The microcontroller on this board sends the commands, coefficients and trajectory to each of the LM629 individually. Only two are shown here since the current project that is using them only contains two motors, two more can be added to control a total of 4 motor LM629. The LM629 send PWM and sign signals are sent to the analog board (second board) through the 2x10 pin connector where h-bridges. Through this same connector, the quadrature encoder signals are received by the LM629s.
On the analog/power power board, the signals coming from the digital board are connected to the h-bridges through digital isolators. The use of digital isolators allow enables communication between two systems without the need of having a common ground. The electrical motors generate a lot of electrical noise, and these dips and spikes on the voltage can cause malfunction on the digital components such as microcontroller, microprocessors or other digital systems that have a low threshold for electrical noise, that's why this motor controller scheme was designed using digital isolators.
The analog/power board receives the sign-magnitude signals through the 2x10 connector as mentioned above, as well as 5V and digital ground to power the quadrature encoder and the digital side of the isolators.
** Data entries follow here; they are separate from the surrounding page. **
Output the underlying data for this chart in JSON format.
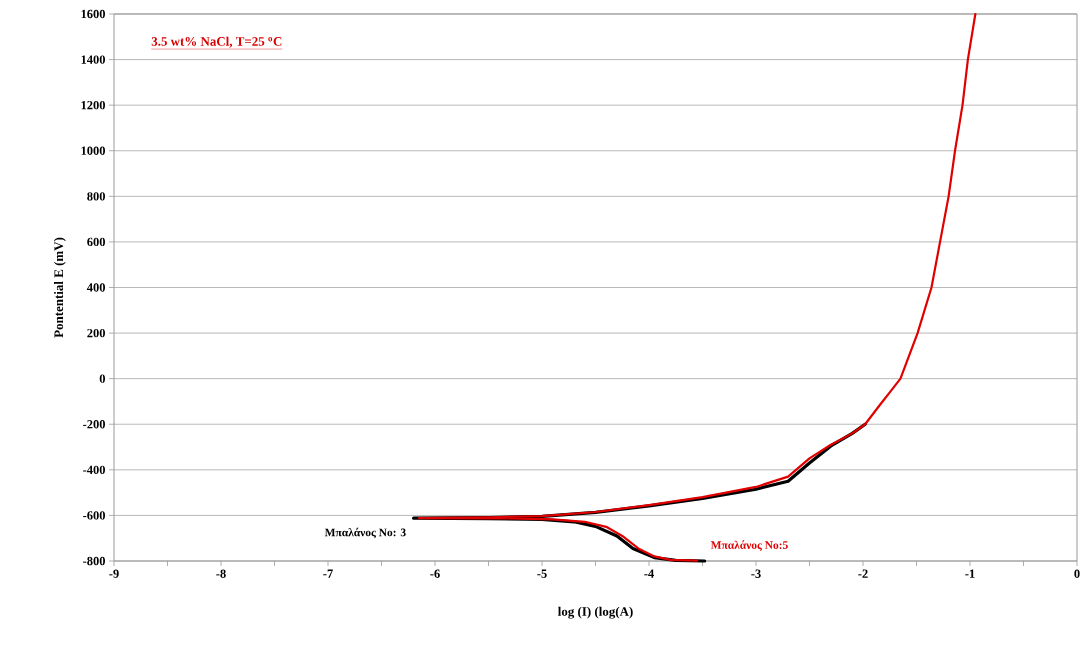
{
  "chart_data": {
    "type": "line",
    "xlabel": "log (I) (log(A)",
    "ylabel": "Pontential   E (mV)",
    "annotations": [
      "**3.5 wt% NaCl, T=25 $^{o}$C**"
    ],
    "series": [
      {
        "name": "Μπαλάνος No: 3",
        "color": "#000000",
        "x": [
          -3.48,
          -3.75,
          -3.95,
          -4.15,
          -4.3,
          -4.5,
          -4.7,
          -5,
          -5.5,
          -6.2,
          -5.5,
          -5,
          -4.5,
          -4,
          -3.5,
          -3,
          -2.7,
          -2.5,
          -2.3,
          -2.1,
          -1.98
        ],
        "values": [
          -800,
          -797,
          -785,
          -745,
          -690,
          -648,
          -628,
          -618,
          -614,
          -612,
          -610,
          -604,
          -587,
          -558,
          -525,
          -485,
          -450,
          -370,
          -295,
          -240,
          -200
        ]
      },
      {
        "name": "Μπαλάνος No:5",
        "color": "#e00000",
        "x": [
          -3.55,
          -3.8,
          -3.95,
          -4.1,
          -4.25,
          -4.4,
          -4.6,
          -4.9,
          -5.3,
          -6.15,
          -5.5,
          -5,
          -4.5,
          -4,
          -3.5,
          -3,
          -2.7,
          -2.5,
          -2.3,
          -2.1,
          -1.98,
          -1.85,
          -1.75,
          -1.65,
          -1.49,
          -1.36,
          -1.28,
          -1.2,
          -1.14,
          -1.07,
          -1.02,
          -0.95
        ],
        "values": [
          -798,
          -795,
          -780,
          -745,
          -690,
          -650,
          -628,
          -617,
          -613,
          -612,
          -609,
          -603,
          -585,
          -555,
          -520,
          -475,
          -430,
          -350,
          -290,
          -240,
          -200,
          -120,
          -60,
          0,
          200,
          400,
          600,
          800,
          1000,
          1200,
          1400,
          1600
        ]
      }
    ],
    "xlim": [
      -9,
      0
    ],
    "ylim": [
      -800,
      1600
    ],
    "xticks": [
      -9,
      {
        "value": -8.5,
        "label": null
      },
      -8,
      {
        "value": -7.5,
        "label": null
      },
      -7,
      {
        "value": -6.5,
        "label": null
      },
      -6,
      {
        "value": -5.5,
        "label": null
      },
      -5,
      {
        "value": -4.5,
        "label": null
      },
      -4,
      {
        "value": -3.5,
        "label": null
      },
      -3,
      {
        "value": -2.5,
        "label": null
      },
      -2,
      {
        "value": -1.5,
        "label": null
      },
      -1,
      {
        "value": -0.5,
        "label": null
      },
      0
    ],
    "yticks": [
      -800,
      -600,
      -400,
      -200,
      0,
      200,
      400,
      600,
      800,
      1000,
      1200,
      1400,
      1600
    ],
    "grid": "y"
  }
}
To achieve full isolation, two different power source must be used, in my project I used two separate batteries.
Compiling the Code for the MicrocontrollerTo compile the code for the MCU, follow the next steps:
- Download the repository as mentioned above
- Extract the contents of the ZIP file somewhere where the path name doesn't contain too many character, e.g. root of the C: drive
- Open MPLABX (install it if you have to, make sure to also install the XC8 compiler)
- On the toolbar, click on File-> Open Project
- Navigate to the location where the contents of the zip file extracted
- Open the folder, then click on the project and click on "Open Project"
- Once the project is open, you may navigate the source and modify it to your needs.
- On the toolbar go to Production->Clean and Build Project
The compiler should have generated a ".hex" file. which can be used to program the microcontroller.
Programming the MicrocontrollerTo program the microcontroller, make sure that the microcontroller is powered on with 5V and the Pickit 3 Programmer is connected to the "Programmer" header pins.
- In the toolbar go to Production->Make and Program Device
- An MPLABX warning window will popup to remind you to make sure that the chip connected is the same as selected in the project and for the voltage to be the one recommended. click OK.
In the following video, I explain how to generate your own look up table to change the speed ranges in your motor controller board.
ConclusionThis project can be adapted to any project that needs high precision motor control and stepper motors are not an option. It also uses an off-the-shelf part to accomplish this purpose, so large part of testing and debugging has been done already. A lot of testing and debugging would still be necessary if the solution would be to implement the PID in software on another MCU or in hardware in an FPGA.
The library that I have written is easily portable to other architectures.